"It does nothing but rain in this country from the looks of things," he said to old Gabe Smith, who was going over the works with his old boss. "There's nothing for us but an early close—we may as well shut down at once. Last night the sun set clear and—look at it now."
It was late afternoon and the whole sky was heavy. The sun had broken through the clouds in the west, but behind the clouds the sky was red. The breeze that rustled in the poplars was chill—even cold—and carried the yellow leaves before it, or lifted them from the ground in little eddying gusts that whirled sharply in the open for a moment and then lost themselves in the closer branches of the shrubbery.
"We've had frost nearly every night this week," Gabe offered by way of corroborating what Keith McBain had said. "A little more and there'll be no workin' with the slushers at all."
McBain walked a short distance in silence and then turned back towards the camp.
"No use going any farther," he remarked at last, as if he were talking to himself. "This job's about done, anyhow, and the next move will be clear up to the valley—just north of town. Might as well hustle up the bit that's left here and move the outfit into town for the winter. It'll give us an early start for the spring, anyhow."
It required all of two weeks to complete what was still left of the work Keith McBain had contracted for at that point in the right-of-way where his camp had stood for the months of August and September. With good weather conditions it would have been completed in three or four days. But every morning found the ground that had been wet the day before frozen into a hard crust that made work impossible until noon. The work dragged along at a rate that would have tried the patience of anyone. It kept Keith McBain in a state of ill-temper from which, during the whole of the two weeks, he never recovered.
During those two weeks, however, the men who worked for Keith McBain were conscious of a change in the old contractor's manner that pleased some quite as much as it displeased others. In September it had been freely admitted by all that the old man was losing his grip. His power was going. His commands were not always obeyed, and no one retreated before his outbursts of profanity as they had once done.
But now—Old Silent was back on the job, loved and hated as before, driving his men recklessly in their labors and sparing himself as little as he spared his men, building from day to day, as conditions permitted, as if the whole responsibility of constructing a great national transcontinental highway rested upon his shoulders alone. The change was so complete, and so sudden, too, that the men marvelled. At first they observed it individually and thought it over quietly, without offering any comment. Later they began to discuss it in groups. Soon it became the chief topic of conversation.

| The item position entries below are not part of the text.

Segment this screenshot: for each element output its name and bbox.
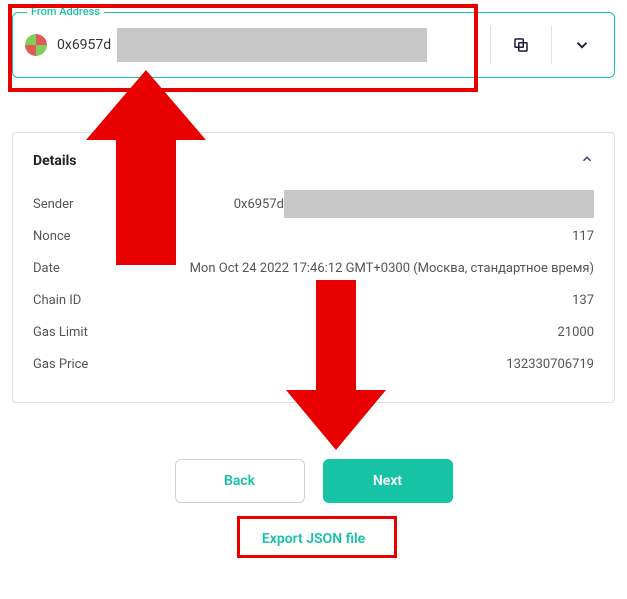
detail-row-chain-id: Chain ID 137 (33, 284, 594, 316)
collapse-button[interactable] (580, 151, 594, 170)
button-row: Back Next (12, 459, 615, 503)
next-button-label: Next (373, 473, 402, 489)
address-redacted-mask (117, 28, 427, 62)
chevron-down-icon (573, 36, 591, 54)
details-title: Details (33, 153, 77, 169)
detail-value: 0x6957d (234, 197, 284, 212)
detail-row-gas-limit: Gas Limit 21000 (33, 316, 594, 348)
detail-value: 137 (572, 293, 594, 308)
detail-value: 132330706719 (506, 357, 594, 372)
from-address-box: From Address 0x6957d (12, 12, 615, 78)
from-address-label: From Address (27, 5, 104, 18)
export-json-label: Export JSON file (262, 531, 365, 547)
detail-label: Sender (33, 197, 73, 212)
divider (490, 26, 491, 64)
next-button[interactable]: Next (323, 459, 453, 503)
detail-label: Nonce (33, 229, 71, 244)
detail-label: Gas Price (33, 357, 88, 372)
detail-row-gas-price: Gas Price 132330706719 (33, 348, 594, 380)
detail-value: 117 (572, 229, 594, 244)
detail-value: 21000 (557, 325, 594, 340)
avatar (25, 34, 47, 56)
from-address-value: 0x6957d (57, 37, 111, 53)
details-card: Details Sender 0x6957d Nonce 117 Date Mo… (12, 132, 615, 403)
details-header[interactable]: Details (33, 151, 594, 170)
detail-row-nonce: Nonce 117 (33, 220, 594, 252)
expand-button[interactable] (562, 25, 602, 65)
export-json-link[interactable]: Export JSON file (244, 521, 383, 557)
back-button-label: Back (224, 473, 255, 489)
export-row: Export JSON file (12, 521, 615, 557)
divider (551, 26, 552, 64)
detail-value: Mon Oct 24 2022 17:46:12 GMT+0300 (Москв… (190, 261, 594, 276)
copy-button[interactable] (501, 25, 541, 65)
detail-label: Gas Limit (33, 325, 88, 340)
detail-label: Date (33, 261, 60, 276)
chevron-up-icon (580, 152, 594, 166)
copy-icon (512, 36, 530, 54)
detail-row-sender: Sender 0x6957d (33, 188, 594, 220)
detail-label: Chain ID (33, 293, 81, 308)
detail-row-date: Date Mon Oct 24 2022 17:46:12 GMT+0300 (… (33, 252, 594, 284)
sender-redacted-mask (284, 190, 594, 218)
back-button[interactable]: Back (175, 459, 305, 503)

Under ordinary circumstances little consideration would have been given to Keith McBain's return to his former habits. The men would have observed it, mentioned it casually, perhaps, and with smiles on their faces—and gone back to their work. But the circumstances under which the change had taken place were not ordinary. No man in the camp—not even McCartney—could account for it. The explanation was hidden behind Old Silent's grey, inscrutable countenance. As a matter of fact, the discussions in which the men engaged during the long, chilly evenings were not prompted solely—nor in the main—by any desire to find the explanation.
No one would have spoken at any length on the subject had it not been for the fact that among the men working for Keith McBain were a number who for some time had refused to admit that Keith McBain was recovering from his long period of inefficiency and weak management. When they were finally forced to admit what was so obvious that no one could remain blind to it, they became violent in their dislike for his harsh methods and intolerant moods. When they could no longer discredit him they began to denounce him. The group was a formidable element in camp—and was led ostensibly by McCartney, who doubtless saw one of his fondest hopes declining.